Como hijo de san Agustín, son varias las claves teológicas y espirituales que nos ayudan a entender su mirada sobre su ministerio petrino. Empezando por entender que el anuncio de la fe supone una relación personal de conversión constante. Ahí encaja la cita de san Agustín desde el balcón de la Logia: «Con vosotros soy cristiano, para vosotros, obispo».

Uno de los discursos papales más importantes pero que suele pasar desapercibido es el que dirige todos los años al Cuerpo Diplomático acreditado ante la Santa Sede. Este año era su primera intervención de este estilo. Dedica varias de las más de diez páginas al análisis de la situación sociopolítica desde la perspectiva agustiniana en La Ciudad de Dios. El obispo de Hipona no propone un programa político sino un valioso marco de referencia y análisis. «Las dos ciudades coexisten hasta el final de los tiempos», recuerda el Papa, «cada una tiene una dimensión externa e interna que deben entenderse (…) también a través del prisma de las actitudes internas de cada ser humano hacia las realidades de la vida y de los acontecimientos históricos». Se entiende así su apuesta por el diálogo y no el enfrentamiento, la diplomacia y no la polarización, la defensa de la libertad y del derecho frente a la fuerza.
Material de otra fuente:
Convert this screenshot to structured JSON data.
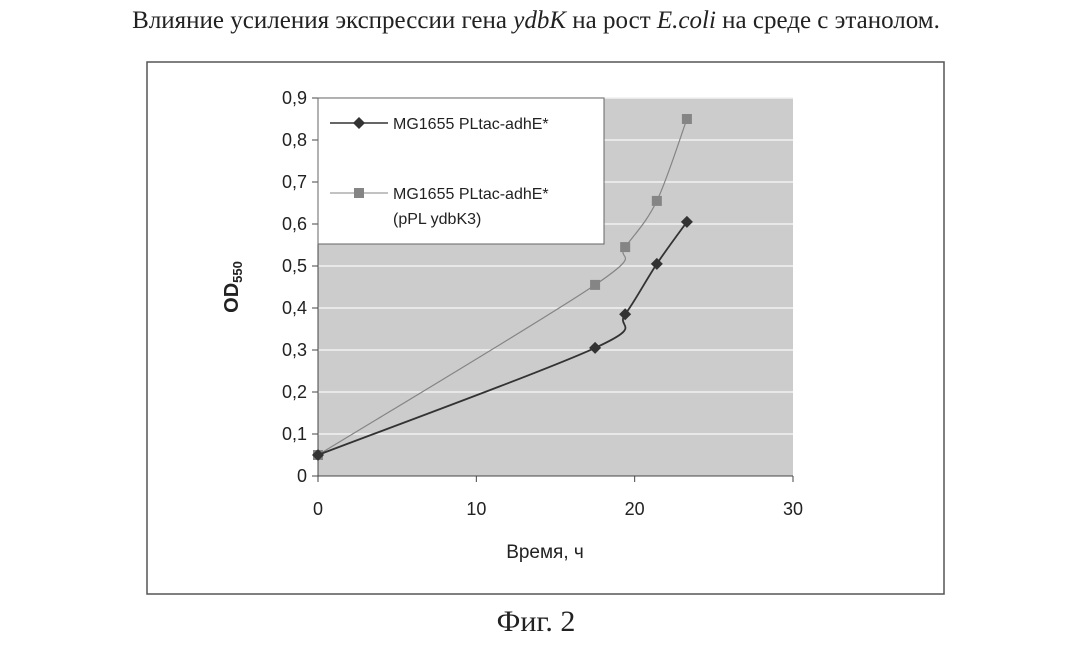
{
  "heading": {
    "part1": "Влияние усиления экспрессии гена ",
    "gene": "ydbK",
    "part2": " на рост ",
    "organism": "E.coli",
    "part3": " на среде с этанолом."
  },
  "caption": "Фиг. 2",
  "chart_data": {
    "type": "line",
    "title": "",
    "xlabel": "Время, ч",
    "ylabel": "OD",
    "ylabel_sub": "550",
    "xlim": [
      0,
      30
    ],
    "ylim": [
      0,
      0.9
    ],
    "x_ticks": [
      0,
      10,
      20,
      30
    ],
    "x_tick_labels": [
      "0",
      "10",
      "20",
      "30"
    ],
    "y_ticks": [
      0,
      0.1,
      0.2,
      0.3,
      0.4,
      0.5,
      0.6,
      0.7,
      0.8,
      0.9
    ],
    "y_tick_labels": [
      "0",
      "0,1",
      "0,2",
      "0,3",
      "0,4",
      "0,5",
      "0,6",
      "0,7",
      "0,8",
      "0,9"
    ],
    "grid": "horizontal",
    "legend_position": "top-left",
    "series": [
      {
        "name": "MG1655 PLtac-adhE*",
        "marker": "diamond",
        "color": "#333333",
        "x": [
          0,
          17.5,
          19.4,
          21.4,
          23.3
        ],
        "y": [
          0.05,
          0.305,
          0.385,
          0.505,
          0.605
        ]
      },
      {
        "name": "MG1655 PLtac-adhE* (pPL ydbK3)",
        "name_line1": "MG1655 PLtac-adhE*",
        "name_line2": "(pPL ydbK3)",
        "marker": "square",
        "color": "#858585",
        "x": [
          0,
          17.5,
          19.4,
          21.4,
          23.3
        ],
        "y": [
          0.05,
          0.455,
          0.545,
          0.655,
          0.85
        ]
      }
    ]
  }
}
En este discurso, así como en la Carta Apostólica sobre la Educación y en la escrita con motivo de los decretos conciliares dedicados a los sacerdotes, apunta otra de las claves de su magisterio: el valor de la palabra como instrumento de comunicación y creación de verdadera cultura. Retoma así la idea lanzada por Benedicto XVI en su discurso en el Colegio de los Bernardinos de París sobre el auténtico sentido de la cultura: «En la confusión de un tiempo en que nada parecía quedar en pie, los monjes querían dedicarse a lo esencial (…) la búsqueda de Dios requiere por intrínseca exigencia una cultura de la palabra». «Redescubrir el significado de las palabras es quizás uno de los principales retos de nuestro tiempo» afirma León XIV. El debilitamiento del lenguaje lleva al debilitamiento de la cultura, del derecho, de la libertad, de la conciencia, de la dignidad de la persona.

Un último apunte tiene que ver con recuperar la belleza y la importancia del Vaticano II a lo que dedica el ciclo de catequesis iniciado este año, una vez concluidas las catequesis dedicadas al año jubilar en el 2025: la Iglesia se hace palabra y coloquio, en palabras de Pablo VI, y su anuncio al mundo exige «no tanto organismos o métodos o estructuras, sino santidad más profunda y extensa» en palabras de Juan Pablo I.

Finalmente, en clave agustiniana, remarca que cada uno somos protagonistas y responsables de la historia. Desde su formación como matemático, filósofo, teólogo y canonista, desde su experiencia como misionero, superior general, obispo y cardenal aporta a la Iglesia un estilo reflexivo y propositivo: la santidad y el anuncio del Evangelio han de conectar con la realidad, la naturaleza y la verdad para que la Iglesia abra los brazos a la humanidad y se haga eco de sus esperanzas y angustias.